Treasury Secretary Scott Bessent announced that the U.S. government will not intervene in oil futures markets during the ongoing Iran conflict, despite disruptions in supply linked to tensions around the Strait of Hormuz [1]. Instead, the administration is prioritizing measures to boost physical crude availability, including unsanctioning Russian oil cargoes estimated at about 130 million barrels and potentially unsanctioning approximately 140 million barrels of Iranian oil in floating storage [1]. Bessent stated, 'We’re not intervening in the financial markets. We are supplying the physical markets,' emphasizing a strategy of physical intervention rather than financial manipulation [1].
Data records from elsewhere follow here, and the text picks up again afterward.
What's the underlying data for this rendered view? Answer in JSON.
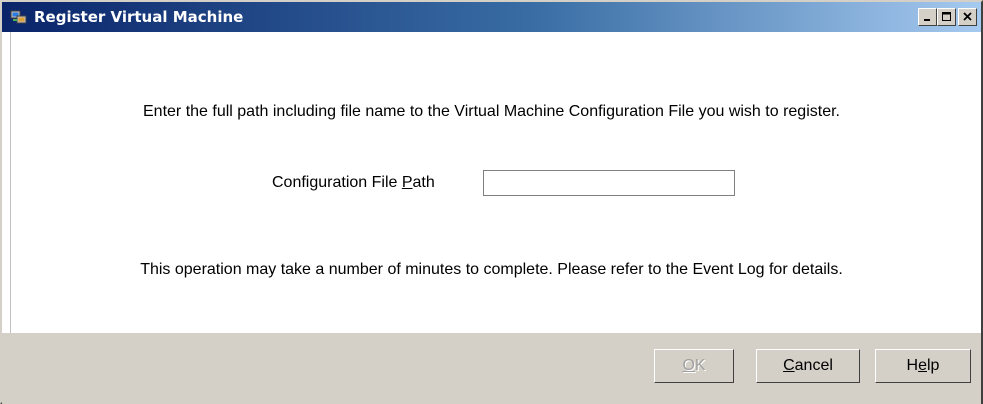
{
  "window": {
    "title": "Register Virtual Machine",
    "icon": "virtual-machine-icon",
    "controls": {
      "minimize_icon": "minimize-icon",
      "maximize_icon": "maximize-icon",
      "close_icon": "close-icon"
    }
  },
  "main": {
    "instruction": "Enter the full path including file name to the Virtual Machine Configuration File you wish to register.",
    "path_field": {
      "label_before_mnemonic": "Configuration File ",
      "label_mnemonic": "P",
      "label_after_mnemonic": "ath",
      "value": "",
      "placeholder": ""
    },
    "note": "This operation may take a number of minutes to complete. Please refer to the Event Log for details."
  },
  "footer": {
    "ok": {
      "before": "",
      "mnemonic": "O",
      "after": "K",
      "disabled": true
    },
    "cancel": {
      "before": "",
      "mnemonic": "C",
      "after": "ancel"
    },
    "help": {
      "before": "H",
      "mnemonic": "e",
      "after": "lp"
    }
  },
  "colors": {
    "titlebar_start": "#0a246a",
    "titlebar_end": "#a6caf0",
    "dialog_face": "#d4d0c8",
    "disabled_text": "#a0a0a0"
  }
}
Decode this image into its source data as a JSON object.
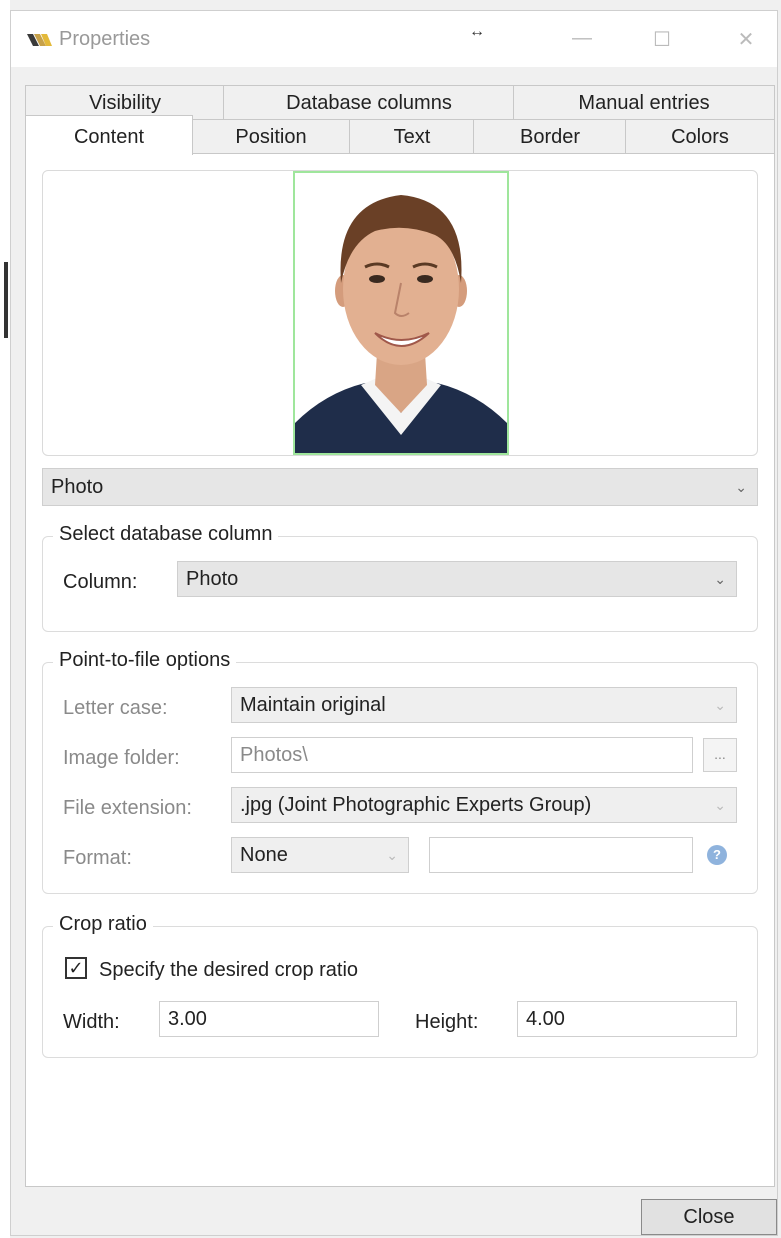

The coordinated supply response is designed to cushion the impact of any temporary disruption in shipping through the Strait of Hormuz, which handles about 20% of the world's oil supply [1]. Bessent explained that the combined unsanctioned oil could create about 260 million excess barrels, helping to cover a temporary deficit of 10 million to 14 million barrels per day if shipping is interrupted, providing roughly three weeks of market stabilization [1]. Additionally, a 400 million-barrel Strategic Petroleum Reserve (SPR) release—the largest coordinated SPR release in history—was approved last week, and Bessent indicated the U.S. could act unilaterally with another SPR release if necessary to keep prices down [1].
Bessent framed these actions as part of a broader effort to balance pressure on Iran with energy market stability, noting that the U.S. has avoided targeting Iranian energy infrastructure to preserve supply while maintaining pressure on Tehran [1]. He asserted that supplying more oil from Iran would ultimately lower prices in America, even though the U.S. does not rely on Middle East oil directly; the chokepoint at the Strait of Hormuz has indirectly strained supply and unsettled crude futures markets [1].
The Iranian regime is threatening to attack vessels crossing the strait without permission, further heightening concerns about supply disruptions [1]. Bessent concluded that the U.S. has 'lots of levers' and 'plenty more that we can do' to stabilize the market if needed [1].
CONCLUSION
The U.S. government is responding to the Iran conflict and potential oil supply disruptions by focusing on physical interventions, such as unsanctioning oil cargoes and releasing reserves, rather than intervening in oil futures markets. These measures aim to stabilize global energy markets and keep prices down, despite ongoing threats to shipping through the Strait of Hormuz. The market impact is high, given the scale of supply measures and the strategic importance of the region.